しかし、塔(神の家)には、まさに神の光が降りてきているのです。

私たちは、壁は高く、強固で、大変な障害だと認識してしまいます。ですが、その上には、神の光が注ぎ、塔を通して私たちにその光のエネルギーを授けてくれるかもしれませんし、塔があなたの幻想である時は、破壊を促してくれます。

壁はいわば、恩恵でもあり、あなたに次のレベル、見るべき真の姿を教えてくれる象徴と言えましょう。

ですが、何も、壁に真っ向から立ち向かわなくてもいい場合もあるでしょう。壁は文字通り、壁という障害の場合もあるのです。

障害ならば、取り除く必要があります。
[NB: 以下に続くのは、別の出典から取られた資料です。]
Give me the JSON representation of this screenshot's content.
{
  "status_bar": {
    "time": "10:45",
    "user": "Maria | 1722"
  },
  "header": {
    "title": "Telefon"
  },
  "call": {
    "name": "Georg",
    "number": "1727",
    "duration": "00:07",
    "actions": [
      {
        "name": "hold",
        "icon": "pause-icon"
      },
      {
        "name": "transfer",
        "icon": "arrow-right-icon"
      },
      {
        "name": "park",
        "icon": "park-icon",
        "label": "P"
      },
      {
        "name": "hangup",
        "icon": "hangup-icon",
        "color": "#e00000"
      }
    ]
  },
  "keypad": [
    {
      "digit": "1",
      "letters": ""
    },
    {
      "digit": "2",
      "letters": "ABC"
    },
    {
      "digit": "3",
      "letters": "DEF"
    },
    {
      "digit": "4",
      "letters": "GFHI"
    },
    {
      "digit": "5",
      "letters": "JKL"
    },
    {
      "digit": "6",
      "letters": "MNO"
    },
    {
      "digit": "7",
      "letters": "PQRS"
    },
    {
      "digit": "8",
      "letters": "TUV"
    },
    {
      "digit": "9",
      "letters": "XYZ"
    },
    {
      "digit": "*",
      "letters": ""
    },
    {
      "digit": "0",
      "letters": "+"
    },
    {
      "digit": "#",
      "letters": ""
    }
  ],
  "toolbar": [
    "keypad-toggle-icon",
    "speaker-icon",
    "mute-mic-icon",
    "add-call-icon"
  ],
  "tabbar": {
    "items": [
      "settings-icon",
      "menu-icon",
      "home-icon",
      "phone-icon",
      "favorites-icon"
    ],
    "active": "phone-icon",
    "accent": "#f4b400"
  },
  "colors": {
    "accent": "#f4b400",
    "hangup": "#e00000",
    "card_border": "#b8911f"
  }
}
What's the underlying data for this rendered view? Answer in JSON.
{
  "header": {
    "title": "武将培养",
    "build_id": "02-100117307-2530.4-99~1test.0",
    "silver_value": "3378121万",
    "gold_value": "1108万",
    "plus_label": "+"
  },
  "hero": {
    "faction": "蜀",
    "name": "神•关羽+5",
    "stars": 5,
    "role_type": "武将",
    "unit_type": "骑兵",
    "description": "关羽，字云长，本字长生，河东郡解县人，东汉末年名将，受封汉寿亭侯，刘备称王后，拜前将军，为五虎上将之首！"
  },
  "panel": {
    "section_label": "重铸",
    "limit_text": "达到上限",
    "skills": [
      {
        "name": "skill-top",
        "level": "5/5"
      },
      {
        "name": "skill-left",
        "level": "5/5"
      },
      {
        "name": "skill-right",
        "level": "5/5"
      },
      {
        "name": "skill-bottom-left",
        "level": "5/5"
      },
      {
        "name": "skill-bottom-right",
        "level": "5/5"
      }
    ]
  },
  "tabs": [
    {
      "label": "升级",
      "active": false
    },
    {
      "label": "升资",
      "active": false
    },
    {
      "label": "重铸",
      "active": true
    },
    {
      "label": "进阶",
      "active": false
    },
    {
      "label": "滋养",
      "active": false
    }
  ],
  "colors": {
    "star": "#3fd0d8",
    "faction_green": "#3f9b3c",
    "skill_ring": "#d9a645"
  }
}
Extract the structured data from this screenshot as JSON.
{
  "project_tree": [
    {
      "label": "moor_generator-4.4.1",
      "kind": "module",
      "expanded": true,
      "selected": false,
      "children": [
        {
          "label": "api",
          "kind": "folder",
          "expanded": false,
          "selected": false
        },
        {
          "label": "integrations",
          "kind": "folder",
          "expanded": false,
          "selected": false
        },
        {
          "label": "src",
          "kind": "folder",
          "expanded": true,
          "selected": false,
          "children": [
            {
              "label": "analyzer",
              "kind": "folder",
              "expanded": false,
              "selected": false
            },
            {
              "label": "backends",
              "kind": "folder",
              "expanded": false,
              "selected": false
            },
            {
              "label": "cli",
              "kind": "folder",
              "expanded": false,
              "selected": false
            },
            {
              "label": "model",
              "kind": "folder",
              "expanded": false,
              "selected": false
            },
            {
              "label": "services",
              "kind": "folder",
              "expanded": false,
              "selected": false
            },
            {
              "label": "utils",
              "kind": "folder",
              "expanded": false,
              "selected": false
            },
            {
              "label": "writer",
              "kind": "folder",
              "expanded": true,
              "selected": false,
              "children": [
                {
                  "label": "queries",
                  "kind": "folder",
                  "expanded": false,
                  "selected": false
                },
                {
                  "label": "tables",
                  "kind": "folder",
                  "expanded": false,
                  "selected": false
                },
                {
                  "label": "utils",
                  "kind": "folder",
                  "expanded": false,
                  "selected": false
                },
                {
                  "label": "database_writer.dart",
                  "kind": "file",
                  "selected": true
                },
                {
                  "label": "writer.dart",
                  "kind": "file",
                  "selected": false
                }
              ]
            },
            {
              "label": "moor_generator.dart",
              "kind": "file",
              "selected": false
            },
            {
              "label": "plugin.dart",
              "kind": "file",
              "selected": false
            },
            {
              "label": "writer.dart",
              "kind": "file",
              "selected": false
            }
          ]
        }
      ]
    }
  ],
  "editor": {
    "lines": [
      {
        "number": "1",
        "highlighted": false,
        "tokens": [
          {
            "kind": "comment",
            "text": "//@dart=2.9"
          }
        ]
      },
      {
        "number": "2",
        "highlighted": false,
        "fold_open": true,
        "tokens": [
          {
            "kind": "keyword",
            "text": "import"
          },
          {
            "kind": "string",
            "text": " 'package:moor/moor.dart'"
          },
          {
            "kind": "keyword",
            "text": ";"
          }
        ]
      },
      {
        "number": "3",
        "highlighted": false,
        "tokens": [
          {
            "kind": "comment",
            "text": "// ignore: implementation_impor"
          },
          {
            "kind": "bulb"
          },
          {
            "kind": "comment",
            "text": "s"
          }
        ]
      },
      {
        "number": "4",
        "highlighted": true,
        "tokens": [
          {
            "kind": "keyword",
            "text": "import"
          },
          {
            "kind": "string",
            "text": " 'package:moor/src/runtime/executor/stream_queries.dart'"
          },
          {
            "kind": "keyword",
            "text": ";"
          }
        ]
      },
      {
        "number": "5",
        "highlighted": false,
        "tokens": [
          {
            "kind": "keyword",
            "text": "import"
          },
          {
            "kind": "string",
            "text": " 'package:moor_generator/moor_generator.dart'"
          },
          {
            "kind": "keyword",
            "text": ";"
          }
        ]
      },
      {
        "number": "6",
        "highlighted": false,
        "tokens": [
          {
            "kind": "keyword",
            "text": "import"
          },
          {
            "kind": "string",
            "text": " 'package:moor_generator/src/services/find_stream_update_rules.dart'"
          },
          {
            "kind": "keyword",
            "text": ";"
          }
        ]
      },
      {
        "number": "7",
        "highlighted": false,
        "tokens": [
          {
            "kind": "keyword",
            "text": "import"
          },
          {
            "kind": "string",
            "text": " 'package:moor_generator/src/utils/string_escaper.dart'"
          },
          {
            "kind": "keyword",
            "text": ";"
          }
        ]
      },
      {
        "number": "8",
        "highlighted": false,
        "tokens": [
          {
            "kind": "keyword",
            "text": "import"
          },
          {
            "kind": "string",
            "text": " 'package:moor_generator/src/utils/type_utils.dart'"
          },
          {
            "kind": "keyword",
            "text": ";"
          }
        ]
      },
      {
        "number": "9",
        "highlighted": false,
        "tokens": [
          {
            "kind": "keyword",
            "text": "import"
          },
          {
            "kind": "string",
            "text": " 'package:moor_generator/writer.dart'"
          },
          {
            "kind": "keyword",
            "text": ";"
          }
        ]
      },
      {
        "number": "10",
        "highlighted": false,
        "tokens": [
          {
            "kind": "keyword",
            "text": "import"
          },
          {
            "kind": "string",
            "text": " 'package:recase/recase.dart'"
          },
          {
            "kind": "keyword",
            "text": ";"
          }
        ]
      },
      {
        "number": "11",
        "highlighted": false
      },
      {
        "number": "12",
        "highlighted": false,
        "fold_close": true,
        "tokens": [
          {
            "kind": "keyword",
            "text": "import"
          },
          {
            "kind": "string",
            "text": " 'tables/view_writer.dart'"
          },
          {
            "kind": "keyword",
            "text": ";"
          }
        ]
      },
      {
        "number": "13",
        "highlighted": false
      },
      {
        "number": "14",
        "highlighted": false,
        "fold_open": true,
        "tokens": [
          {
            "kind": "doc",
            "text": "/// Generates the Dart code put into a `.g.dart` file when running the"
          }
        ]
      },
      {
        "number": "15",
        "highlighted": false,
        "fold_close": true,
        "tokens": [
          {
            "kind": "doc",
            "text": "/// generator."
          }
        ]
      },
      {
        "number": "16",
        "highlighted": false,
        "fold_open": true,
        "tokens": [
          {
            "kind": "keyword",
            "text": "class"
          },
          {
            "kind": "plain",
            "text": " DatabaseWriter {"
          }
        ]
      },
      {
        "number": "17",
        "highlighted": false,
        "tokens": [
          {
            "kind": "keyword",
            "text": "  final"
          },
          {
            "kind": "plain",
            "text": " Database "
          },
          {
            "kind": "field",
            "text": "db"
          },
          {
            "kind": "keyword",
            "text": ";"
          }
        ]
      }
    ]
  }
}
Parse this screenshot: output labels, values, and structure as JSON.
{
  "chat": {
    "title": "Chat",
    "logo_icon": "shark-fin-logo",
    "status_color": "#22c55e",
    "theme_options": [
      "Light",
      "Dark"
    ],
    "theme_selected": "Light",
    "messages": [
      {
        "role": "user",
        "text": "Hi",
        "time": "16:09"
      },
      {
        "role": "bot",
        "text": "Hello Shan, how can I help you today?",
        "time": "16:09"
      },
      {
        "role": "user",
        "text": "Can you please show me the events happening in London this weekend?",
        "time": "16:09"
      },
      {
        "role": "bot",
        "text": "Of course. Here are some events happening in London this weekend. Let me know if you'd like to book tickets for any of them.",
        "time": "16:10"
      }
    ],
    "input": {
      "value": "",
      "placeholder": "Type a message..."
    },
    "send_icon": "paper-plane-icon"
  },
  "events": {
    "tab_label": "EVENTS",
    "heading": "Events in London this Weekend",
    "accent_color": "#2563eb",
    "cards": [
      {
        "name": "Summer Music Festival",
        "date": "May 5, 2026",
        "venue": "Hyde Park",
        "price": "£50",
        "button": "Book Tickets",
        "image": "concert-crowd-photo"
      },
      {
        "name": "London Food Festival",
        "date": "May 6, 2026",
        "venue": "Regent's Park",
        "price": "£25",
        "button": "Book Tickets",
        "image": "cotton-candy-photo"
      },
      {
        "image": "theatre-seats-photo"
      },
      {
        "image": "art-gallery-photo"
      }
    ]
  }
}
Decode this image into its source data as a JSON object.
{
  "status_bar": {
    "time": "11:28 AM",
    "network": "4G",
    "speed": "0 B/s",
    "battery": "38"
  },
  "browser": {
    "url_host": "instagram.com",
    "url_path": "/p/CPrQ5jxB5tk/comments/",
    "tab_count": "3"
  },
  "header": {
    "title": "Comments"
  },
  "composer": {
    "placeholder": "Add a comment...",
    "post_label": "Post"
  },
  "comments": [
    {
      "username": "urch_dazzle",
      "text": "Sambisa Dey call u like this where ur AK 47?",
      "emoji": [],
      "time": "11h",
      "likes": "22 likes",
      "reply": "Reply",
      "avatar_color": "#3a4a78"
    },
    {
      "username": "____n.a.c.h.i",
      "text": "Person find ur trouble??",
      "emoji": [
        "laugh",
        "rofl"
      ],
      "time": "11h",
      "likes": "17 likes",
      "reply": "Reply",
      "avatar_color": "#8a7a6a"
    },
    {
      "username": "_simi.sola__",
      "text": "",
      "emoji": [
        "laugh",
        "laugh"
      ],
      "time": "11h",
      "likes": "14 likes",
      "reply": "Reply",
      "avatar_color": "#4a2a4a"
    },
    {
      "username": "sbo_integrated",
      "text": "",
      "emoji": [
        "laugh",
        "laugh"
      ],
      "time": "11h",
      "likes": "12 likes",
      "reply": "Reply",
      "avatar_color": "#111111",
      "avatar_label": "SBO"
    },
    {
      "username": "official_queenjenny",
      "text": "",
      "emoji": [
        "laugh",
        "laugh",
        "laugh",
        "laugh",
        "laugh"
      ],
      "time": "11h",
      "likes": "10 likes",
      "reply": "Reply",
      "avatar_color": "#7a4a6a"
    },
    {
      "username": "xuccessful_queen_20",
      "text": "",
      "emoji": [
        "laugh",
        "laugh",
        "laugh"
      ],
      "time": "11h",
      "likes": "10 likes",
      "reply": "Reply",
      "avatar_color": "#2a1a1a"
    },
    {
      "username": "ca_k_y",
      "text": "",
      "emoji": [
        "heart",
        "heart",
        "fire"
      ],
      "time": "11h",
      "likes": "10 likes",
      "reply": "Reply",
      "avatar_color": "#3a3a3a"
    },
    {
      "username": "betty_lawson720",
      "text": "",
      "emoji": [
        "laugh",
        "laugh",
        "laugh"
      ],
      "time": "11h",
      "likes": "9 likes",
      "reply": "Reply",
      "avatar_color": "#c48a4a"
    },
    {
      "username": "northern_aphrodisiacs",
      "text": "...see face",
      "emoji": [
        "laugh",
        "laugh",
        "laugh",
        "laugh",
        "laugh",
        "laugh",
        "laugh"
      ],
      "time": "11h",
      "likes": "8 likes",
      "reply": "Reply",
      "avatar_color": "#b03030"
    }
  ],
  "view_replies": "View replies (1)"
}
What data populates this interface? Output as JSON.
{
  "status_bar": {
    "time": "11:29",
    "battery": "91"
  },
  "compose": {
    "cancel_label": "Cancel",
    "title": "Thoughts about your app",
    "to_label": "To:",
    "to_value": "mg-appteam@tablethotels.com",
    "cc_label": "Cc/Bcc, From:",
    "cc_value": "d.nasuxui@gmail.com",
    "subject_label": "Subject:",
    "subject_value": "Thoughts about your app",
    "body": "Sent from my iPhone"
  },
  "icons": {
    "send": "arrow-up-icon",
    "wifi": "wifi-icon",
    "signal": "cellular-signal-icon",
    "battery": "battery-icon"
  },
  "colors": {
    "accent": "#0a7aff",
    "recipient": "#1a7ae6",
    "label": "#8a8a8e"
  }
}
そして、こういう見方もできます。

壁と思うものは、確かに障害かもしれませんが、それは壁と見せかけているだけで、本当の取り除く壁は、自分自身の中にあるという考えです。

この時、「13」というカードの象徴性が思い浮かびます。

あなたには何か捨てるべきもの、変えるべきものがあると、壁の形で示してくれているわけです。

壁にそのまま立ち向かい、登ったり、壊そうとしたりして、「戦車」のように戦いを挑む必要はないのです。(マルセイユタロットの「戦車」も、本来は戦うものではありませんが)

それをすればするほど、抵抗となって、かえってつらく、苦しくなるかもしれません。

それよりも、あなたの生き方、考え方、身の振り方、人との付き合い方、生活サイクルなどにおいて、象徴的に言えば、捨てるもの、変えるものがあるということ気づくとよいでしょう。壁を見せ、壁だと感じさせるものは、環境や外側の問題ではなく、あなた自身の中の問題だという話ですね。

「13」も「神の家」も、その次のカードは、「節制」や「星」という癒しのようなカードたちであり、それぞれ、壺をふたつ持っています。

このことから、壁を乗り越えるためには、独力だけではなく、他者の力や、時には人間を超えたもののサポートがあることも示唆されているように思います。

タロットカードの流れには絶望や停止で終わることがありません。そう思うと、壁に当たっても、必ず救いの光、希望の道は残されていると感じます。